Consumer group opposes BMA fares for Green Line extension
The Thailand Consumers Council (TCC) on Wednesday opposed the city administration’s move to start collecting fares on the Green Line’s second-phase extensions with variable rates, starting from 14 baht.
Kongsak Chuenkrailart, assistant secretary of TCC’s subcommittee on public transportation, said the announced fares between 14 to 44 baht for the second-phase extension of the Green Line would increase the transportation cost burden on consumers.
Kongsak called on the Bangkok Metropolitan Administration to use one-rate fare of between 10 to 15 baht for each side of the second-phase extension so that it would be affordable to poor commuters.
Kongsak noted that the second-phase extensions from Bearing to Samut Prakan and from Mo Chit to Khu Khot run past areas inhabited by low-income earners. Having to pay up to 44 baht for a Skytrain ride on the extension would be too high for the poor, Koongsak said.
On Monday, Deputy Bangkok governor Wisanu Subsompon said the fare for riding the Green Line train on any of these two sections alone will start from 14 baht and the fare will increase by 2 baht per station with the maximum of 44 baht within the same extension. But if the passengers travel further on the first extension and main Green Line, the entire fare will be capped at 59 baht. Fare collection on the second-phase extensions will start in mid-September, he said.
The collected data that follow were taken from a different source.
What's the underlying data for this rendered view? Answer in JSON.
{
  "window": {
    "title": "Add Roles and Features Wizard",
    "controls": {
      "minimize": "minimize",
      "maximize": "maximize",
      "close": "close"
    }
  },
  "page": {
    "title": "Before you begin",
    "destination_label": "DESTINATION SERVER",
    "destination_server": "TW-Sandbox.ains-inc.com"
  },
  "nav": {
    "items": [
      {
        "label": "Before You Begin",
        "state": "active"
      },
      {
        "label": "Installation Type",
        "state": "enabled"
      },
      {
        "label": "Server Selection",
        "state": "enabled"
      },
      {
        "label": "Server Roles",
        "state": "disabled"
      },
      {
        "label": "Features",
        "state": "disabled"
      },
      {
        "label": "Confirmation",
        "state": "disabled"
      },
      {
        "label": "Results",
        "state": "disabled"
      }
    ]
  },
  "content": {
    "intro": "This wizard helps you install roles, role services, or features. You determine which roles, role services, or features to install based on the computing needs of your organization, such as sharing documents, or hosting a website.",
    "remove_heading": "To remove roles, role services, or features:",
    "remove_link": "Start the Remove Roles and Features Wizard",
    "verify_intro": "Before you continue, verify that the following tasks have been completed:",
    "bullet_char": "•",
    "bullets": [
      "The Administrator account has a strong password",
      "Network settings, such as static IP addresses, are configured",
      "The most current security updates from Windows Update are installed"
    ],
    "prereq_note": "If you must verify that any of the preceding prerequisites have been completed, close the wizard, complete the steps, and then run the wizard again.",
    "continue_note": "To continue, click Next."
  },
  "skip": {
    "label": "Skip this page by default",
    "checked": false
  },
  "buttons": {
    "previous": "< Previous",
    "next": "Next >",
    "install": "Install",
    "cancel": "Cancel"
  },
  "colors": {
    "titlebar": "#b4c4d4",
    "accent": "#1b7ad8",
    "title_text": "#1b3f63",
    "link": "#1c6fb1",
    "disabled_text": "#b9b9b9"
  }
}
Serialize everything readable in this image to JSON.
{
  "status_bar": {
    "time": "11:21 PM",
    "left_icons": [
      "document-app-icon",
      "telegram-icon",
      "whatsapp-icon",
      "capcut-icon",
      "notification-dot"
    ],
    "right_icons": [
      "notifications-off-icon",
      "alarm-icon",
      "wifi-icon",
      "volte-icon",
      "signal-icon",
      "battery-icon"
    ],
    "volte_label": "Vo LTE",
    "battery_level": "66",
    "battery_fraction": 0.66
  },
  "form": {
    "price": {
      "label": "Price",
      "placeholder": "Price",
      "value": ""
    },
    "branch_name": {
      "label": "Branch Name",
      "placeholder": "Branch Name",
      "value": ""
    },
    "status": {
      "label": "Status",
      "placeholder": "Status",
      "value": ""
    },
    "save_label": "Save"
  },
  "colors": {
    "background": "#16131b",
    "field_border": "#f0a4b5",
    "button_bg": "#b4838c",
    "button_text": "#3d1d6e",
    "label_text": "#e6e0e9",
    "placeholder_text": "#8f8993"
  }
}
Wisanu pointed out that the rates would be the same as currently used on the Green Line’s first extensions.
The Green Line has two main routes – Silom and Sukhumvit. On the Silom route, the first extension runs from Wong Wian Yai to Bang Wa and on the Sukhumvit route, the first extension runs from On Nut to Bearing.
The main Green Line is operated by the Bangkok Mass Transit System Plc (BTSC).
Although the fare for the entire route would be capped at 59 baht, the TCC sees the rates of 14 to 44 baht as too high.
“The TCC and Bangkok residents have been placing hope on the new governor to lower the fares of the Green Line to be similar to other lines – especially because all the extensions were invested in by the government,” Kongsak said.
“The fares should be lowered so that all consumers can afford to ride the Green Line, as the governor once promised that he would not extend the concession of the Green Line.”
He said the TCC was disappointed to hear the rates of 14 to 44 baht for the extensions, which, Kongsak said, would raise the cost of transportation per round trip for a commuter to 1,118 baht per month, which would account for 36 per cent of minimum wage.
An office worker, who works in Phra Ram 9 area, said without the new fare on the extensions, he was paying about 148 baht per one-way trip to work, but if the new rates were applied on the extension, he wold have to pay about 194 baht per one-way trip.
He said the BMA should collect only 14 baht from Ku Kot to Mo Chit, which would still be acceptable.
The TCC has surveyed the opinions of some 3,204 people and found that 96 per cent of the respondents said the starting fare of 14 baht, plus 2 baht per station, would be expensive because the segment from Ku Kot to Mo Chit has 21 stations.